#Human Rights
Target:
Ugandan Embassy in London
Region:
Uganda
Website:
www.uua.org

Support for Ugandan Unitarian’s Fight for LGBT Equality.

The Unitarian Universalist Association of Uganda is preparing to take a strong and courageous stand against the Ugandan government's proposed Anti Homosexuality Bill. This legislation, proposed in the Ugandan Parliament, would criminalize homosexuality and enforce penalties of life imprisonment and capital punishment against gays and lesbians. Their allies would also face drastic punishments.

The UU Church of Kampala is one of the few religious organizations in Uganda that is welcoming and supportive of the LGBT community. In 2008 Unitarian Universalist representatives from America met with both gay and straight Ugandans who offered powerful accounts of the terror that the Ugandan LGBT community faces, and the importance of the congregation's support. This visit occurred many months before the current legislation was proposed.

Ugandan UUs plan to hold a conference on February 14, 2010, to highlight the need for an end to discriminatory treatment of the LGBT population—and their allies—in the country. The Conference also has the following goals:

• To achieve permanent, fundamental, real equality for bisexual, gay, lesbian, and transgender people by affecting fundamental changes in the attitudes of society.

• To defeat discriminatory legislation and exclusionary policies and practices.

• To build a strong social movement of LGBT people with a fully representative and activist base.
The conference will include programs about Promoting Equality and Access to Justice, Research, and Lobbying/Advocacy. More than 200 Ugandans from various faith traditions are expected to attend.

UUA President Peter Morales recently wrote,
“Rarely, if ever, has the UU tradition of living our faith been more crucial than it is at this moment. Right now in Uganda we have seen an alarming rise in violence and prejudice toward people who are even assumed to be lesbian, gay, bisexual, or transgender (LGBT). Right now, Ugandan citizens, including members of the Unitarian Universalist Church of Uganda, fear they will be killed because of this growing culture of oppression against LGBT people.”

Two days after this announcement activist David Kato (pictured) was beaten to death. Before his death, he had recently warned that the lives of LGBT people in Uganda were in danger. A newspaper in Uganda had published the names and addresses of people suspected of being LGBT prominently on its front page. An accompanying article with the headline “Hang Them,” called for the death of the people listed.

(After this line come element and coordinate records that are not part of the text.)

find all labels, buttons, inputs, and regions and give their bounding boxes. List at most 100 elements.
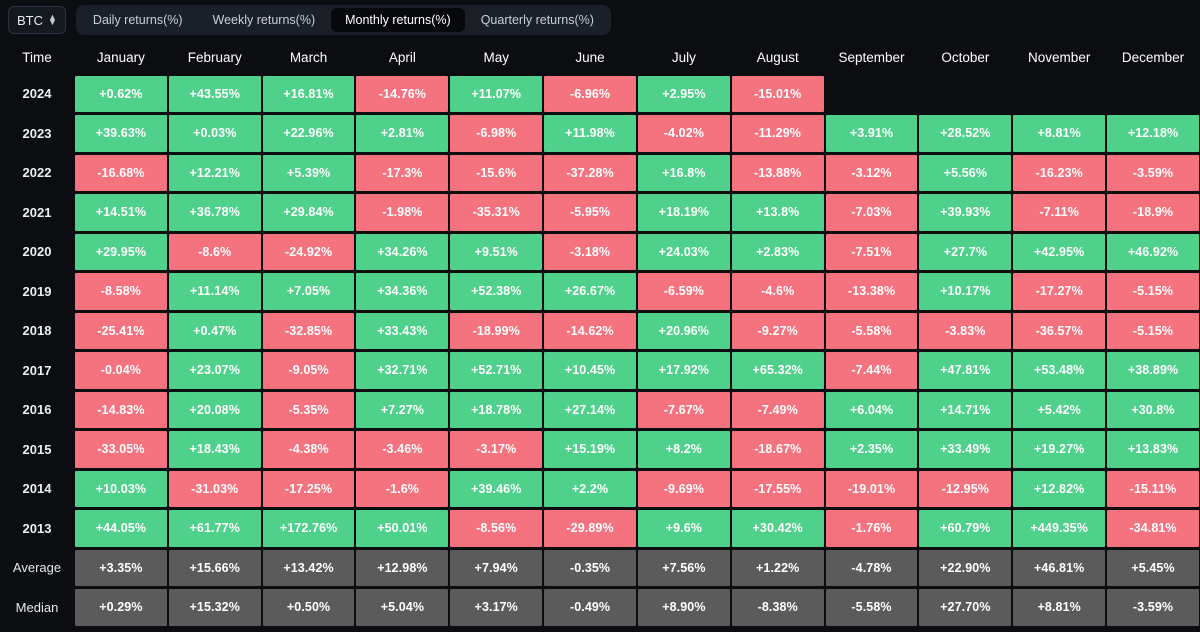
- return-cell[interactable]: -29.89%: [544, 510, 636, 547]
- return-cell[interactable]: +50.01%: [356, 510, 449, 547]
- return-cell[interactable]: -11.29%: [731, 115, 824, 152]
- return-cell[interactable]: +10.17%: [919, 273, 1012, 310]
- return-cell[interactable]: -5.95%: [544, 194, 636, 231]
- return-cell[interactable]: +23.07%: [168, 352, 261, 389]
- return-cell[interactable]: +22.90%: [919, 549, 1012, 586]
- tab-daily-returns[interactable]: Daily returns(%): [79, 8, 197, 32]
- return-cell[interactable]: +8.81%: [1013, 589, 1106, 626]
- return-cell[interactable]: +11.14%: [168, 273, 261, 310]
- return-cell[interactable]: +12.82%: [1013, 470, 1106, 507]
- return-cell[interactable]: -6.96%: [544, 75, 636, 112]
- return-cell[interactable]: -1.6%: [356, 470, 449, 507]
- return-cell[interactable]: +3.17%: [450, 589, 543, 626]
- return-cell[interactable]: +53.48%: [1013, 352, 1106, 389]
- return-cell[interactable]: -15.11%: [1107, 470, 1199, 507]
- return-cell[interactable]: +42.95%: [1013, 233, 1106, 270]
- return-cell[interactable]: +2.81%: [356, 115, 449, 152]
- return-cell[interactable]: -5.15%: [1107, 312, 1199, 349]
- return-cell[interactable]: +47.81%: [919, 352, 1012, 389]
- return-cell[interactable]: -32.85%: [262, 312, 355, 349]
- return-cell[interactable]: +46.92%: [1107, 233, 1199, 270]
- return-cell[interactable]: -3.18%: [544, 233, 636, 270]
- return-cell[interactable]: -8.38%: [731, 589, 824, 626]
- return-cell[interactable]: +30.42%: [731, 510, 824, 547]
- return-cell[interactable]: +449.35%: [1013, 510, 1106, 547]
- return-cell[interactable]: -16.23%: [1013, 154, 1106, 191]
- return-cell[interactable]: -1.98%: [356, 194, 449, 231]
- return-cell[interactable]: +16.8%: [637, 154, 730, 191]
- return-cell[interactable]: +172.76%: [262, 510, 355, 547]
- return-cell[interactable]: -4.6%: [731, 273, 824, 310]
- return-cell[interactable]: +30.8%: [1107, 391, 1199, 428]
- return-cell[interactable]: +15.19%: [544, 431, 636, 468]
- return-cell[interactable]: -15.01%: [731, 75, 824, 112]
- return-cell[interactable]: -33.05%: [75, 431, 167, 468]
- return-cell[interactable]: -0.49%: [544, 589, 636, 626]
- return-cell[interactable]: +0.29%: [75, 589, 167, 626]
- return-cell[interactable]: -3.17%: [450, 431, 543, 468]
- return-cell[interactable]: +7.05%: [262, 273, 355, 310]
- return-cell[interactable]: +44.05%: [75, 510, 167, 547]
- return-cell[interactable]: -8.6%: [168, 233, 261, 270]
- return-cell[interactable]: -3.83%: [919, 312, 1012, 349]
- return-cell[interactable]: -5.58%: [825, 312, 918, 349]
- return-cell[interactable]: -14.83%: [75, 391, 167, 428]
- return-cell[interactable]: +27.14%: [544, 391, 636, 428]
- return-cell[interactable]: +10.45%: [544, 352, 636, 389]
- return-cell[interactable]: -17.27%: [1013, 273, 1106, 310]
- return-cell[interactable]: +34.36%: [356, 273, 449, 310]
- return-cell[interactable]: -4.02%: [637, 115, 730, 152]
- return-cell[interactable]: +34.26%: [356, 233, 449, 270]
- return-cell[interactable]: +52.71%: [450, 352, 543, 389]
- return-cell[interactable]: -13.88%: [731, 154, 824, 191]
- return-cell[interactable]: +22.96%: [262, 115, 355, 152]
- tab-monthly-returns[interactable]: Monthly returns(%): [331, 8, 465, 32]
- return-cell[interactable]: -12.95%: [919, 470, 1012, 507]
- return-cell[interactable]: -6.98%: [450, 115, 543, 152]
- return-cell[interactable]: [826, 76, 918, 113]
- return-cell[interactable]: +26.67%: [544, 273, 636, 310]
- return-cell[interactable]: -5.15%: [1107, 273, 1199, 310]
- return-cell[interactable]: -6.59%: [637, 273, 730, 310]
- return-cell[interactable]: +15.66%: [168, 549, 261, 586]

Kato and several other Ugandan activists sued the paper and won. The Ugandan High Court ordered the newspaper to pay damages and to cease publishing the names of people it believed were gay or lesbian.
Kato was a Ugandan high school teacher who moved to South Africa in the 1990s after coming out. He returned to Uganda to advocate for gay rights, organizing the first gay rights news conference in Kampala. In his mid-40s, Kato had recently installed an alarm system in his house for protection.

The Ugandan Parliament is considering a bill that would condemn some homosexuals to life in prison or death. It has created a new level of fear for the country’s gay population. “The situation remains too dangerous for us to stand idly by,” Morales said.

Members of the Unitarian Universalist Church of Uganda in Kampala are working to protect LGBT people in Uganda, led by the Rev. Mark Kiyimba. “We cannot, in good conscience, allow them to struggle alone,” Morales said. “Even recent anti-bigotry legislation in Uganda will not stop the hatred and violence aimed at the LGBT community.”

I invite you to sign this petition condemning the proposed Anti-Homosexuality Bill and the current spate of persecution being endured by the LBGT Community in Uganda and urging the Ugandan Government to seek to institute laws which will bring about justice and equality to all its people regardless of race, gender or sexuality.

We, the undersigned call upon H.E. Amb. Joan Rwabyomere, Uganda's High Commissioner in London to convey our concern and opposition to the discrimination being endured by members of the LGBT Community in Uganda and the proposed Anti-Homosexuality Bill, to the Ugandan Government.

We would urge the Ugandan Government to introduce equality Laws that guarantee the safety of all Ugandan Citizens regardless of race, gender, religion, sex, sexuality.